T.-N.-L. | Î.-P.-É. | N.-É. | N.-B. | Qc | Ont. | Man. | Sask. | Alb. | C.-B. | Yn | T.N.-O. | Nt | CANADA | |
---|---|---|---|---|---|---|---|---|---|---|---|---|---|---|
Demandes d'aide médicale à mourir | 58 | 39 | 203 | 181 | 2 853 | 2 899 | 315 | 173 | 675 | 1 958 | - | - | - | 9 375 |
Demandes qui ont été refusées (inadmissibles) | - | - | - | - | 256 (9,0 %) | 123 (4,2 %) | - | - | 47 (7,0 %) | 116 (5,9 %) | - | - | - | 566 (6,0 %) |
Demandes qui ont été retirées | - | - | - | - | 143 (5,0 %) | 43 (1,5 %) | - | - | 10 (1,5 %) | 24 (1,2 %) | - | - | - | 232 (2,5 %) |
Demandes pour lesquelles la personne est décédée avant de recevoir l'aide médicale à mourir | 9 (15,5 %) | - | 16 (7,9 %) | 31 (17,7 %) | 334 (11,7 %) | 362 (12,5 %) | 93 (29,5 %) | - | 66 (9,8 %) | 265 (13,5 %) | - | - | - | 1 193 (12,7 %) |
Demandes ayant abouti à l'aide médicale à mourir | 46 (79,3 %) | 36 (92,3 %) | 175 (86,2 %) | 144 (79,6 %) | 2 120 (74,3 %) | 2 371 (81,8 %) | 212 (67,3 %) | 157 (90,8 %) | 552 (81,8 %) | 1 553 (79,3 %) | 13 (-) | - | - | 7 384 (78,8 %) |
Notes Explicatives :
|
7.2 Inadmissibilité
En 2020, 566 patients ont été jugés inadmissibles à l'aide médicale à mourir, soit 6,0 % du total des demandes écrites reçues. En 2019, ce nombre était de 602 (7,7 % des demandes écrites). En plus des évaluations signalées dans le cadre du régime de surveillance fédéral, des évaluations d'inadmissibilité peuvent avoir été faites par la voie d'une évaluation verbale et sans réception d'une demande écrite formelle, et ne pas avoir été signalées à Santé Canada, et donc ne pas avoir été comptabilisées dans les chiffres officiels.
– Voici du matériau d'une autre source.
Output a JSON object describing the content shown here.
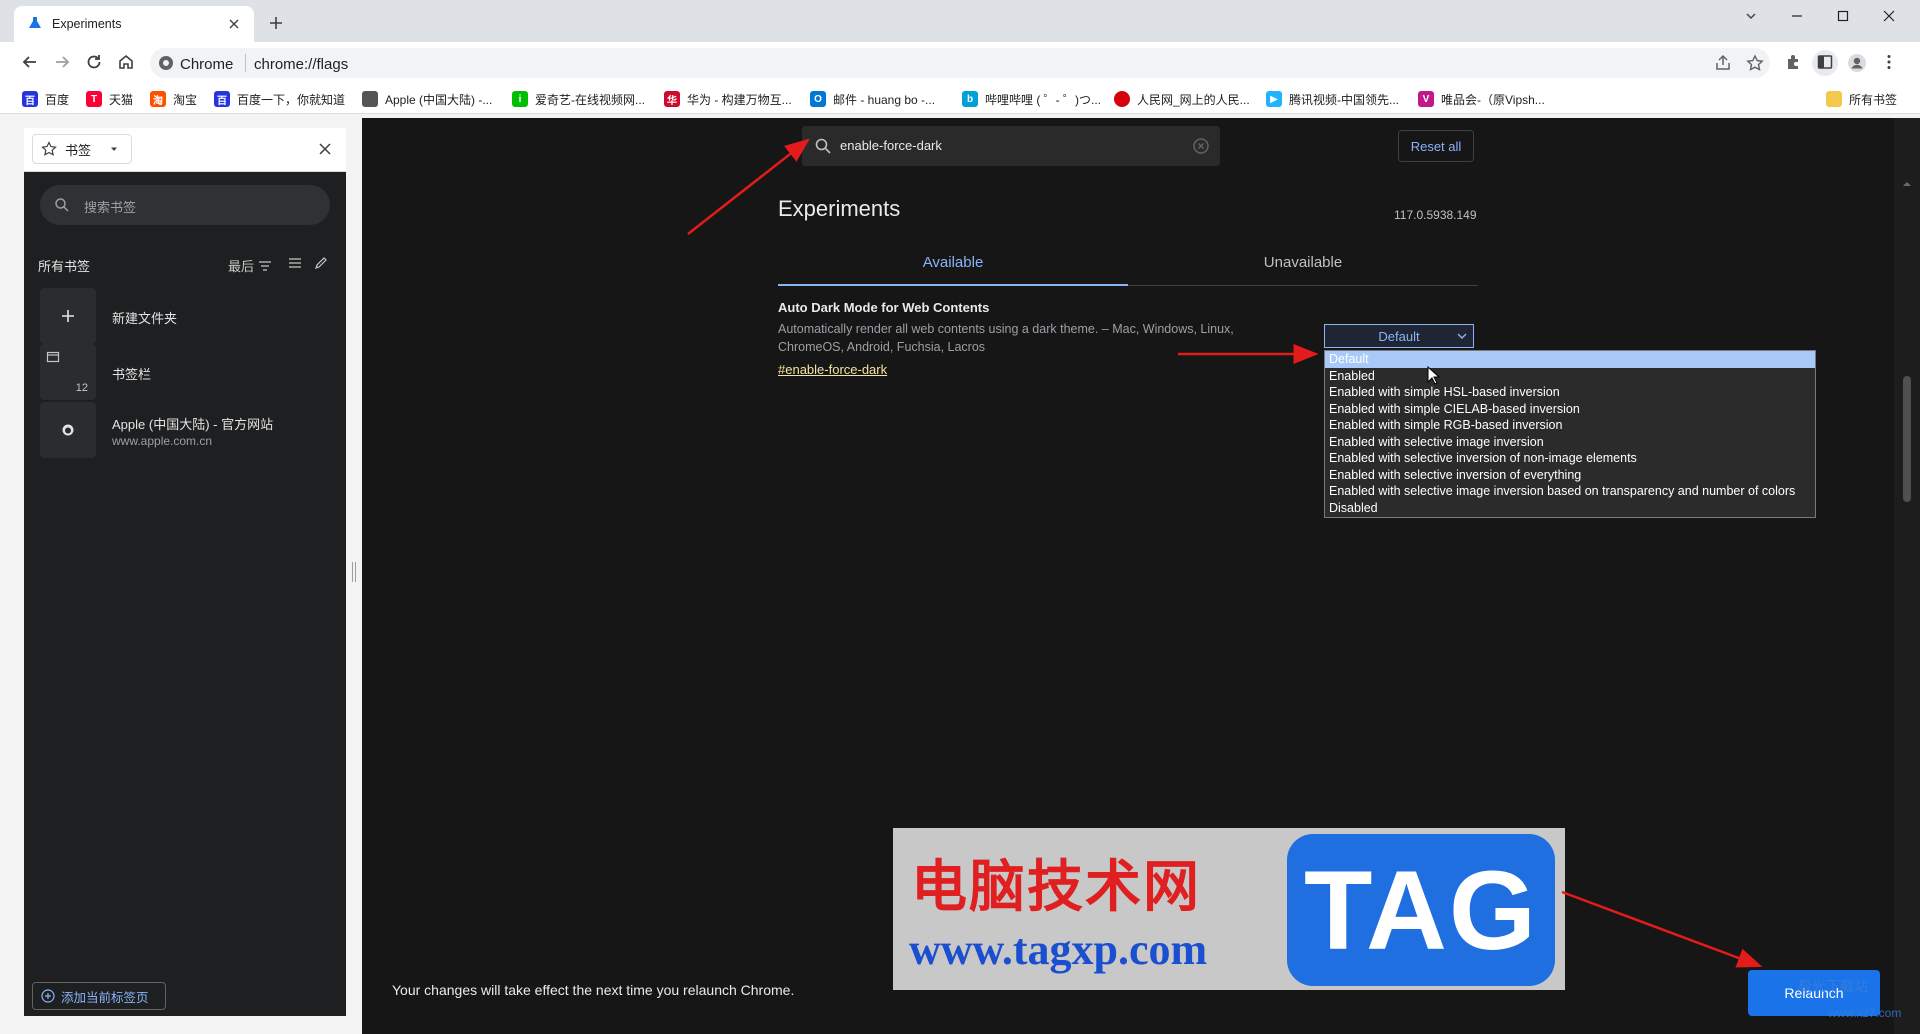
{
  "browser": {
    "tab_title": "Experiments",
    "site_label": "Chrome",
    "url": "chrome://flags"
  },
  "bookmarks_bar": [
    {
      "label": "百度",
      "icon": "baidu-icon",
      "color": "#2932e1"
    },
    {
      "label": "天猫",
      "icon": "tmall-icon",
      "color": "#ff0036"
    },
    {
      "label": "淘宝",
      "icon": "taobao-icon",
      "color": "#ff5000"
    },
    {
      "label": "百度一下，你就知道",
      "icon": "baidu-icon",
      "color": "#2932e1"
    },
    {
      "label": "Apple (中国大陆) -...",
      "icon": "apple-icon",
      "color": "#555555"
    },
    {
      "label": "爱奇艺-在线视频网...",
      "icon": "iqiyi-icon",
      "color": "#00be06"
    },
    {
      "label": "华为 - 构建万物互...",
      "icon": "huawei-icon",
      "color": "#cf0a2c"
    },
    {
      "label": "邮件 - huang bo -...",
      "icon": "outlook-icon",
      "color": "#0078d4"
    },
    {
      "label": "哔哩哔哩 ( ゜- ゜)つ...",
      "icon": "bilibili-icon",
      "color": "#00a1d6"
    },
    {
      "label": "人民网_网上的人民...",
      "icon": "people-icon",
      "color": "#d7000f"
    },
    {
      "label": "腾讯视频-中国领先...",
      "icon": "tencent-video-icon",
      "color": "#20b4ff"
    },
    {
      "label": "唯品会-（原Vipsh...",
      "icon": "vip-icon",
      "color": "#c1188a"
    }
  ],
  "bookmarks_bar_all": "所有书签",
  "side_panel": {
    "selector_label": "书签",
    "search_placeholder": "搜索书签",
    "all_bookmarks": "所有书签",
    "sort_label": "最后",
    "items": [
      {
        "label": "新建文件夹",
        "sub": "",
        "badge": ""
      },
      {
        "label": "书签栏",
        "sub": "",
        "badge": "12"
      },
      {
        "label": "Apple (中国大陆) - 官方网站",
        "sub": "www.apple.com.cn",
        "badge": ""
      }
    ],
    "add_current": "添加当前标签页"
  },
  "flags": {
    "search_value": "enable-force-dark",
    "reset_all": "Reset all",
    "title": "Experiments",
    "version": "117.0.5938.149",
    "tabs": [
      "Available",
      "Unavailable"
    ],
    "experiment": {
      "name": "Auto Dark Mode for Web Contents",
      "description": "Automatically render all web contents using a dark theme. – Mac, Windows, Linux, ChromeOS, Android, Fuchsia, Lacros",
      "link": "#enable-force-dark",
      "selected": "Default",
      "options": [
        "Default",
        "Enabled",
        "Enabled with simple HSL-based inversion",
        "Enabled with simple CIELAB-based inversion",
        "Enabled with simple RGB-based inversion",
        "Enabled with selective image inversion",
        "Enabled with selective inversion of non-image elements",
        "Enabled with selective inversion of everything",
        "Enabled with selective image inversion based on transparency and number of colors",
        "Disabled"
      ]
    },
    "relaunch_message": "Your changes will take effect the next time you relaunch Chrome.",
    "relaunch_button": "Relaunch"
  },
  "watermark": {
    "cn_text": "电脑技术网",
    "url": "www.tagxp.com",
    "tag": "TAG",
    "corner_text": "极光下载站",
    "corner_url": "www.xz7.com"
  },
  "colors": {
    "accent": "#8ab4f8",
    "page_bg": "#161616",
    "relaunch_bg": "#1a73e8",
    "annotation_arrow": "#e41b1b"
  }
}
Le patient doit remplir tous les critères d'admissibilité pour bénéficier de l'aide médicale à mourir (voir le Tableau 1.1). La raison la plus fréquemment évoquée pour laquelle une personne a été jugée inadmissible était liée à l'incapacité de la personne à prendre des décisions concernant sa santé (37,1 %). Cette catégorie est suivie de près par la mort naturelle qui n'était pas raisonnablement prévisible (27,7 %) et le fait de ne pas avoir donné son consentement éclairé (17,3 %). Un résumé des raisons d'inadmissibilité en 2020 figure dans le Tableau 7.2. Ces résultats sont similaires aux tendances de 2019.
Un peu plus de femmes (53,5 %) que d'hommes (46,5 %) ont été jugées inadmissibles à l'aide médicale à mourir. L'âge moyen était de 76,1 ans, et 93,8 % étaient âgés de 56 ans et plus. Parmi les patients inadmissibles, 55,6 % avaient un cancer comme affection principale.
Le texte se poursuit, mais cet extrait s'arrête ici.